Segundo os líderes de oposição no Congresso, Lira sentou em cima de 130 pedidos de impeachment do presidente Jair Bolsonaro. A abertura de um dos processos faria o mandatário resolver os preços abusivos dos combustíveis, bem como corrigir outras mazelas que afligem a sociedade brasileira.

“O diretor da Petrobras Cláudio Mastella diz que estuda com “carinho” um aumento de preços diante desse cenário. Tenho certeza que ele é bem pago para buscar outras soluções que não o simples repasse frequente”, afirmou Lira por meio de suas redes sociais.

Lira disse que a Câmara está fazendo seu dever de casa para ajudar na retomada do crescimento econômico, com respeito aos limites fiscais e sendo responsável em todas as suas sinalizações para o mercado.

“Mesmo assim, o dólar persiste num patamar alto. Junto com a valorização do barril de petróleo, a pressão no preço dos combustíveis é insustentável”, disse o presidente.

Há 15 dias, Lira já havia cobrado mais esclarecimentos públicos da Petrobras em relação aos preços dos combustíveis e da logística do gás.

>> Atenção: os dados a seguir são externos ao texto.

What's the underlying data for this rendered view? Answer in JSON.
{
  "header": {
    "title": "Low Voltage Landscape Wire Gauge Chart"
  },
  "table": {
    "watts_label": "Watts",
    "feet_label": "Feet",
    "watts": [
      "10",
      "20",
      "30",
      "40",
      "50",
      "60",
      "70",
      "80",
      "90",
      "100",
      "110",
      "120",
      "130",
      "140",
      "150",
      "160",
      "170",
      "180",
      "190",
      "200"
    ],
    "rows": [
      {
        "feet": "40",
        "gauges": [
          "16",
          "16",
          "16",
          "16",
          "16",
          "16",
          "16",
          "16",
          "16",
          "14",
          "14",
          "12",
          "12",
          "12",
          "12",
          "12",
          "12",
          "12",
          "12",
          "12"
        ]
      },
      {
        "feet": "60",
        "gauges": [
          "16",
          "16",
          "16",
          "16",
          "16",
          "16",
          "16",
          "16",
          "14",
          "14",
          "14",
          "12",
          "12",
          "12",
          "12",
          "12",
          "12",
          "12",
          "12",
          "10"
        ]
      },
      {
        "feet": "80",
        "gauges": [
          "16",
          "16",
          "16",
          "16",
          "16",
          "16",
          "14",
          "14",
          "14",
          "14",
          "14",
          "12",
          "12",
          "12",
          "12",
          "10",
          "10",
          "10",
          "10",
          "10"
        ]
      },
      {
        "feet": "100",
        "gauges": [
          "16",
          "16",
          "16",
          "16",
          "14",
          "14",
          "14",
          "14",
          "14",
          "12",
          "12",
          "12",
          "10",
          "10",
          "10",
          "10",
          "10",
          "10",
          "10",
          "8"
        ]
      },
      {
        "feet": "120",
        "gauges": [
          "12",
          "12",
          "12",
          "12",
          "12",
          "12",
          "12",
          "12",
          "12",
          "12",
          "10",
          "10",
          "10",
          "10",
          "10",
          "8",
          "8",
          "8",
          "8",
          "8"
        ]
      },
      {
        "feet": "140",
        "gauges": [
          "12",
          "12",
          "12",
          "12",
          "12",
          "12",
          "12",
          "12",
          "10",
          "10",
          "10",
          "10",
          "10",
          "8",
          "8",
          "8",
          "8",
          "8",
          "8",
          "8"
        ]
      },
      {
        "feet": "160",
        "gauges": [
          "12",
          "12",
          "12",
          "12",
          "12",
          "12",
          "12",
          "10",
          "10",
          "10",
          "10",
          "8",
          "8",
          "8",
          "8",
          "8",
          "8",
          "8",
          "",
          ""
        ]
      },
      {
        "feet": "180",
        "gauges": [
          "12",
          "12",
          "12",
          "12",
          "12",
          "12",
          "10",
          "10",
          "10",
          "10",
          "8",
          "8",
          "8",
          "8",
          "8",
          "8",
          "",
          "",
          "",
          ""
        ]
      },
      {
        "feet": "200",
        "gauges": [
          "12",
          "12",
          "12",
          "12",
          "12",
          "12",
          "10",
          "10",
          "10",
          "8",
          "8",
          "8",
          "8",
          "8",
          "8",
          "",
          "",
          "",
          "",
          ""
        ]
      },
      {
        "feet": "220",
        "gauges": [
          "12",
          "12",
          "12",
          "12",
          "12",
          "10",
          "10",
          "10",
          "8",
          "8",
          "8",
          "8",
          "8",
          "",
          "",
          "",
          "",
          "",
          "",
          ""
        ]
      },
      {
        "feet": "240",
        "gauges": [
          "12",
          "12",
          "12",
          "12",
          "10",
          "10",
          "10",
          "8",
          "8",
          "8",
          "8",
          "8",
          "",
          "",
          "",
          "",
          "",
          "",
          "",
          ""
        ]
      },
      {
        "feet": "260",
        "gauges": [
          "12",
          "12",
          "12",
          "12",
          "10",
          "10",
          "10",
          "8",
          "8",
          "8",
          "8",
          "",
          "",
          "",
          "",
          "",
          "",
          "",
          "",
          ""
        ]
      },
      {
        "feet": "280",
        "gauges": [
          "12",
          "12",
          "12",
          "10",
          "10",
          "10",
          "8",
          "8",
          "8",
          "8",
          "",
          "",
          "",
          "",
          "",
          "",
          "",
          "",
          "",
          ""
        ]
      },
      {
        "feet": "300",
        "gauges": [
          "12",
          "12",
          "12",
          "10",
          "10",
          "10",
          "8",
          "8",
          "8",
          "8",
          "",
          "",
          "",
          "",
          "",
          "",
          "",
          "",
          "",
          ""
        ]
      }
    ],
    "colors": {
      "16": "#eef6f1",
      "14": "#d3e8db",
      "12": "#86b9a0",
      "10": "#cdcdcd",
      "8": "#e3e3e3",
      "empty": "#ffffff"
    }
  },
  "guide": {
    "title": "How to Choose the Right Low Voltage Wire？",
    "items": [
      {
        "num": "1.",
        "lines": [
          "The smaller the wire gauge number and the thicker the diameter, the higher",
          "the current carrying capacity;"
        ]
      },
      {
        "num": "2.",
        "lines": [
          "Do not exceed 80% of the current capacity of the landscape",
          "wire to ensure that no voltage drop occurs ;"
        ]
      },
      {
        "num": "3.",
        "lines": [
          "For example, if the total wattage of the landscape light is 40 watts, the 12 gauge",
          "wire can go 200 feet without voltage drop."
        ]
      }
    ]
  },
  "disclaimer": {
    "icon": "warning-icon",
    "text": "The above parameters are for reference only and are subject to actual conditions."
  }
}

Segundo ele, a estatal precisa ter uma política de preços clara e pensar no País, sobretudo neste momento de crise energética e de saída da pandemia.

Lira chegou a afirmar que o Congresso iria tomar providências para corrigir eventuais erros na empresa, sem prejudicar a economia e sem intervir na estatal nem retomar a política de controle de preços.

Ocorre que Jair Bolsonaro disse que ‘nada está tão ruim que não possa piorar ainda mais’ enquanto o presidente da Petrobras, general Joaquim Silva e Luna, sinalizou que a estatal continuará subindo os preços dos combustíveis. Segundo o militar, “não há nenhuma mudança na política de preços, na política da Petrobras”.